Until now, only the big telecom companies (ala Verizon and AT&T) have been able or interested in securing a part of the wireless spectrum. Because of this, the usage of said spectrum has been rather stifled by big companies that want complete control of their networks. Consumers can only use the phones that their carriers say are ok, can rarely modify the software on those phones, and generally have to operate in a kind of walled garden that is controlled by their carrier. Google's stipulations directly confront these "locked-up" rules with a set of "open" rules, elaborated in their public letter to the FCC:
- Open applications: Consumers should be able to download
and utilize any software applications, content, or services they desire;
- Open devices: Consumers should be able to utilize
a handheld communications device with whatever wireless network they
- Open services: Third parties (resellers) should be
able to acquire wireless services from a 700 MHz licensee on a wholesale
basis, based on reasonably nondiscriminatory commercial terms; and
- Open networks: Third parties (like internet service
providers) should be able to interconnect at any technically feasible
point in a 700 MHz licensee's wireless network.

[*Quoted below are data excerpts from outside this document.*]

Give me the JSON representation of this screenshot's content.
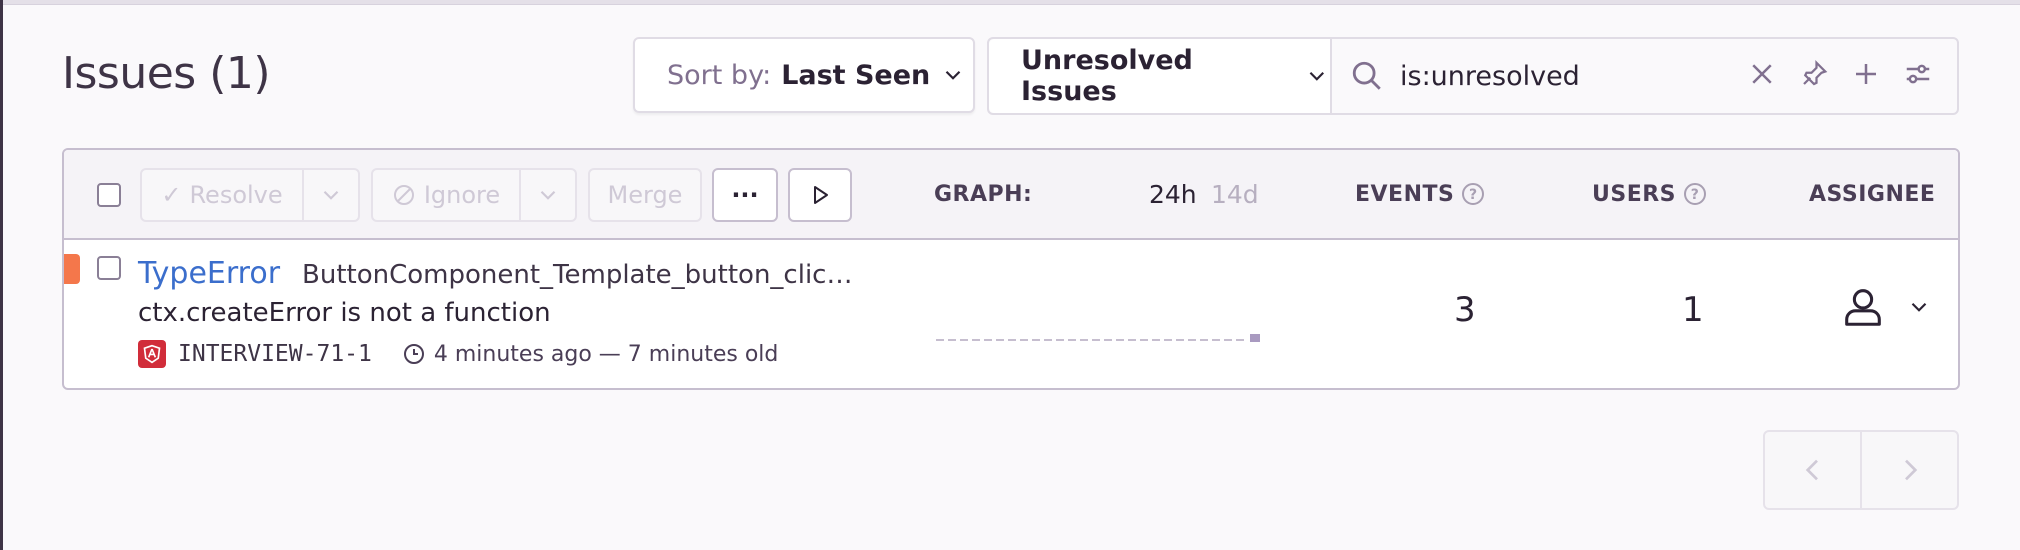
{
  "header": {
    "title": "Issues (1)",
    "sort": {
      "label": "Sort by:",
      "value": "Last Seen"
    },
    "saved_search": "Unresolved Issues",
    "search": {
      "value": "is:unresolved"
    }
  },
  "toolbar": {
    "resolve": "Resolve",
    "ignore": "Ignore",
    "merge": "Merge",
    "more": "···",
    "graph_label": "GRAPH:",
    "period_24h": "24h",
    "period_14d": "14d",
    "events_label": "EVENTS",
    "users_label": "USERS",
    "assignee_label": "ASSIGNEE"
  },
  "issues": [
    {
      "type": "TypeError",
      "culprit": "ButtonComponent_Template_button_clic…",
      "message": "ctx.createError is not a function",
      "project": "INTERVIEW-71-1",
      "time": "4 minutes ago — 7 minutes old",
      "events": "3",
      "users": "1",
      "level_color": "#f4774b"
    }
  ],
  "colors": {
    "accent": "#3b6ecc",
    "project_icon": "#d12d3a"
  }
}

In response to Google's ground shaking demand for openness, the FCC has decided to accept two of Google's four rules. They are supporting the requirements for applications and devices (so unlocked phones are a distinct possibility), but they denied the request for services and networks to be sold off by a wholesaler. Of course, if Google wins the bid, it can do all the wholesaling it wants, so some would say that the decision certainly favors Google. Even still, Ars Technica reports that the bid is not until January 16, 2008, so Google and its competitors have some time to decide their long term strategies for this new set of wavelengths.